Catherine McAuley was a truly Christian woman. She believed that everyone, every sister, associate, co-worker in mercy and person in need was an incarnation of Christ and she ministered with and to them with the tenderness of Jesus. She wanted those who belonged to the Mercy mission to be ‘other Christs’ who would be as Jesus was. She echoed the sentiment of another feminine powerhouse, St. Teresa of Avila, who wrote: “Christ has no body now but yours; no hands, no feet on earth but yours; yours are the eyes through which God looks compassion on the world; yours are the feet with which he walks to do good.”
The Mercy charism has always been deeply, spiritually rooted in Christ, yet is completely practical. Catherine believed the mission of Jesus had an urgency, the poor could not and should not have to wait to be helped, and love was shown forth in deeds.
For all of us who work and minister here at Maria, we can relate to this experience of mission. Most of our students need help in many forms, which can stretch our resources, and our good will, especially when we know we are going above and beyond for a student who may not be that aware…or grateful!.
We can often find ourselves trying to balance mercy and justice, or as John often puts it, rigor with heart, but to be just, is to be merciful, and to show mercy is to be just, even for the undeserved, and for those who come back to us again and again. It is a mission which takes a special courage, not perfection, and special people…all of you!

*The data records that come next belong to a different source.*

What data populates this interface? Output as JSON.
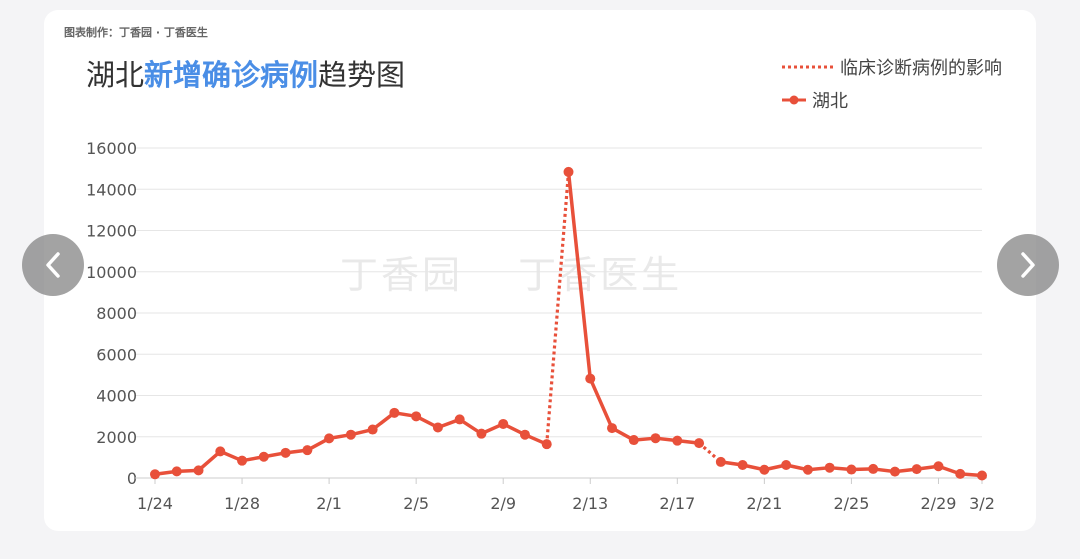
{
  "credit": "图表制作：丁香园 · 丁香医生",
  "title": {
    "part1": "湖北",
    "part2": "新增确诊病例",
    "part3": "趋势图"
  },
  "watermark": {
    "text1": "丁香园",
    "text2": "丁香医生"
  },
  "colors": {
    "series": "#e8503a",
    "title_highlight": "#4a8ee6",
    "grid": "#e6e6e6"
  },
  "nav": {
    "prev_icon": "chevron-left-icon",
    "next_icon": "chevron-right-icon"
  },
  "chart_data": {
    "type": "line",
    "title": "湖北新增确诊病例趋势图",
    "xlabel": "",
    "ylabel": "",
    "ylim": [
      0,
      16000
    ],
    "yticks": [
      0,
      2000,
      4000,
      6000,
      8000,
      10000,
      12000,
      14000,
      16000
    ],
    "grid": true,
    "legend": "top-right",
    "legend_entries": [
      "临床诊断病例的影响",
      "湖北"
    ],
    "xticks": [
      "1/24",
      "1/28",
      "2/1",
      "2/5",
      "2/9",
      "2/13",
      "2/17",
      "2/21",
      "2/25",
      "2/29",
      "3/2"
    ],
    "x": [
      "1/24",
      "1/25",
      "1/26",
      "1/27",
      "1/28",
      "1/29",
      "1/30",
      "1/31",
      "2/1",
      "2/2",
      "2/3",
      "2/4",
      "2/5",
      "2/6",
      "2/7",
      "2/8",
      "2/9",
      "2/10",
      "2/11",
      "2/12",
      "2/13",
      "2/14",
      "2/15",
      "2/16",
      "2/17",
      "2/18",
      "2/19",
      "2/20",
      "2/21",
      "2/22",
      "2/23",
      "2/24",
      "2/25",
      "2/26",
      "2/27",
      "2/28",
      "2/29",
      "3/1",
      "3/2"
    ],
    "series": [
      {
        "name": "湖北",
        "values": [
          180,
          320,
          370,
          1290,
          840,
          1030,
          1220,
          1350,
          1920,
          2100,
          2350,
          3160,
          2990,
          2450,
          2840,
          2150,
          2620,
          2100,
          1640,
          14840,
          4820,
          2420,
          1840,
          1930,
          1810,
          1690,
          780,
          630,
          400,
          630,
          400,
          500,
          410,
          440,
          310,
          430,
          570,
          200,
          120
        ],
        "dotted_segments": [
          [
            18,
            19
          ],
          [
            25,
            26
          ]
        ]
      }
    ]
  }
}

This expression of mission is not just to our students, but more importantly, it is to be shared with each other. When Catherine McAuley died, her legacy was more than an Order, an institution….as she put it….her legacy to Mercy was union and charity. Pope St. John XXIII, a great reformer of the Catholic Church puts it this way: “in essentials, unity; in doubtful matters, liberty; in all things, charity.” To live our mission this way is radical, and depends on each of us, the body of Christ, to play our part, to stand firm where we need to and to yield where we can.
But we can only receive and live the mission to the extent we steep ourselves in it. As Thomas Aquinas said: “whatever is received is received according to the disposition of the receiver.”
When the gospel writer, Matthew, told the story of the sower, it was the seed which fell on rich soil which took root and blossomed. This academic year I invite you into a deeper, personal, knowledge and appreciation of the catholic, mercy heritage of Maria so that it continues to takes root in all that we do here, and how we are with each other. May those who encounter us this coming year be nourished by our presence, our example, our work, and our service.
[Pause for silent prayer]
God of Mercy, God of Wisdom, God of Mystery,
You who are ever ancient yet ever new,
Be with us at the beginning of this new academic year.
Keep us rooted in our true identity which lies only in you,
And draw us forward in hope to whatever will unfold this year.
May our service to each other, be an example to our students
Of the union and charity which dwells among us.
May all our labors bring forth your kingdom of love and justice with urgency,
and in a spirit of peace and mercy.
We ask this through Jesus, our friend and brother. Amen.